# An ATITOOL Problem



## Shark3000 (Apr 28, 2007)

I am new here and i have this computer(by clicking on the link):

http://www.2send.us/uploads/22f7ed8d44.txt

and i have Ati Radeon X1600 Series 

and i got this problem on this picture:








Do you know how i solve this problem?


----------



## GJSNeptune (Apr 28, 2007)

What drivers are you using? Were they cleanly installed?


----------



## Shark3000 (Apr 28, 2007)

I installed the lastest driver that is Version 7.4 yesturday and before it, i removed the old driver before installing the new one


----------



## GJSNeptune (Apr 28, 2007)

How did you remove the old drivers? You could also try older versions. Then there's the Omega drivers.

Very possible that it isn't a driver issue though.


----------



## Shark3000 (Apr 28, 2007)

i uninstalled the old driver on add/remove programs in control panel

what is omega driver?


----------



## GJSNeptune (Apr 28, 2007)

I'm not sure what the problem is. I don't have any experience with the x1600.
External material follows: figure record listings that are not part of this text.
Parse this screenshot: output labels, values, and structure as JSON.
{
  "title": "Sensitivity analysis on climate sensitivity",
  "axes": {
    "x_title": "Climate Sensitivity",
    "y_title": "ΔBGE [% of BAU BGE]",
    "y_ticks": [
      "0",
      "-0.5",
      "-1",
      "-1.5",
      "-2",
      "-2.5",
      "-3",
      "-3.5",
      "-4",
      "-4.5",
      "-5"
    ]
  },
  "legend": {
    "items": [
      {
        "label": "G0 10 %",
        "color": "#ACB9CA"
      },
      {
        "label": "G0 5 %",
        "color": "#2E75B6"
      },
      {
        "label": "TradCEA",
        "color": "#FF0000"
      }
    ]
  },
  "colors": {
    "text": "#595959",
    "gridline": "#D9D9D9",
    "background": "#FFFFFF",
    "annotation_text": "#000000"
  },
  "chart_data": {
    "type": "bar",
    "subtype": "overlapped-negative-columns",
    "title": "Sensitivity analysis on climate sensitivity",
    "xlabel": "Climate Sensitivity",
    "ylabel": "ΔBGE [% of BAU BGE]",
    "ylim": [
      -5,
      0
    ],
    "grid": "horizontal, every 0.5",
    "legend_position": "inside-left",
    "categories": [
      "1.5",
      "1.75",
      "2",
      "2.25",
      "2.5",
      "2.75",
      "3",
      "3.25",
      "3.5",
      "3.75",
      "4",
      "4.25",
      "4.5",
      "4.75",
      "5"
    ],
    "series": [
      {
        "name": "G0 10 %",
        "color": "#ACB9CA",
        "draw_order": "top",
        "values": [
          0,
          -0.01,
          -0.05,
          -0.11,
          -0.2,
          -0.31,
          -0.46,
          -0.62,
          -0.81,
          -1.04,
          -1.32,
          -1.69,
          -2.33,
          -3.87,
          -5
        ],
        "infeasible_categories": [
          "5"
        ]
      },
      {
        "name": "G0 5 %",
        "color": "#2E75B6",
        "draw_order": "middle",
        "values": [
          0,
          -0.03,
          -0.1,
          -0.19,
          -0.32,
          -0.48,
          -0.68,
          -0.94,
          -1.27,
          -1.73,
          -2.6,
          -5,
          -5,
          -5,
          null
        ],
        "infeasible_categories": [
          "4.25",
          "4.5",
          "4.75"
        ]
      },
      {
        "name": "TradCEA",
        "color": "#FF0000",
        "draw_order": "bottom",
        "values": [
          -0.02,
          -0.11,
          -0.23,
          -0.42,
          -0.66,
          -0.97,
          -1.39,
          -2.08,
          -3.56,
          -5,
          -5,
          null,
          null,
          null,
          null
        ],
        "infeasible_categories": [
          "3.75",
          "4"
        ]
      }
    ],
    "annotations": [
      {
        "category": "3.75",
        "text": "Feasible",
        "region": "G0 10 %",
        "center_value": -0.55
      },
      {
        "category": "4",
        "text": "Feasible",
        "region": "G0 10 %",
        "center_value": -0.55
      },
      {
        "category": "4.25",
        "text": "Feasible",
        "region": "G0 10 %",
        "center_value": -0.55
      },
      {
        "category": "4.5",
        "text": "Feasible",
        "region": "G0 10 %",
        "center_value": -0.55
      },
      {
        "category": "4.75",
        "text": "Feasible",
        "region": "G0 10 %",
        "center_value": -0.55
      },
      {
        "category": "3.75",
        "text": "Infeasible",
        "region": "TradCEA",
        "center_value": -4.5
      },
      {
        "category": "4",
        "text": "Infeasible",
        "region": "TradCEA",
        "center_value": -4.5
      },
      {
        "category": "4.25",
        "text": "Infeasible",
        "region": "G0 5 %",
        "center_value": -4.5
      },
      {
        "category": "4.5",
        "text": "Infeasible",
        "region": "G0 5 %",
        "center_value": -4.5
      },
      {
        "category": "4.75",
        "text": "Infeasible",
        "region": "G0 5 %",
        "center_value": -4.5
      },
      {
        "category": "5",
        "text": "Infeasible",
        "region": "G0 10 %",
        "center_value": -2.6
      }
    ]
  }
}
The Omega drivers are third-party. http://www.omegadrivers.net. They offer a lot of tweaks and customizations.


----------



## theonetruewill (Apr 28, 2007)

Just humour me and try using the 0.24 version of ATi tool. In my opinion 0.26 has a lot of little bugs. 0.24 is more stable, and I never have any problems with it.


----------



## Shark3000 (Apr 30, 2007)

The pictures that i show for you, the problem found in all computer-games like GTA:SA


----------



## Shark3000 (May 11, 2007)

Just look at these pictures:


----------



## Garb3 (May 11, 2007)

i have only ever seen things like that on a ps2 when i left the vent on the front and it got a really think layer of dust on it(heat issue):S


----------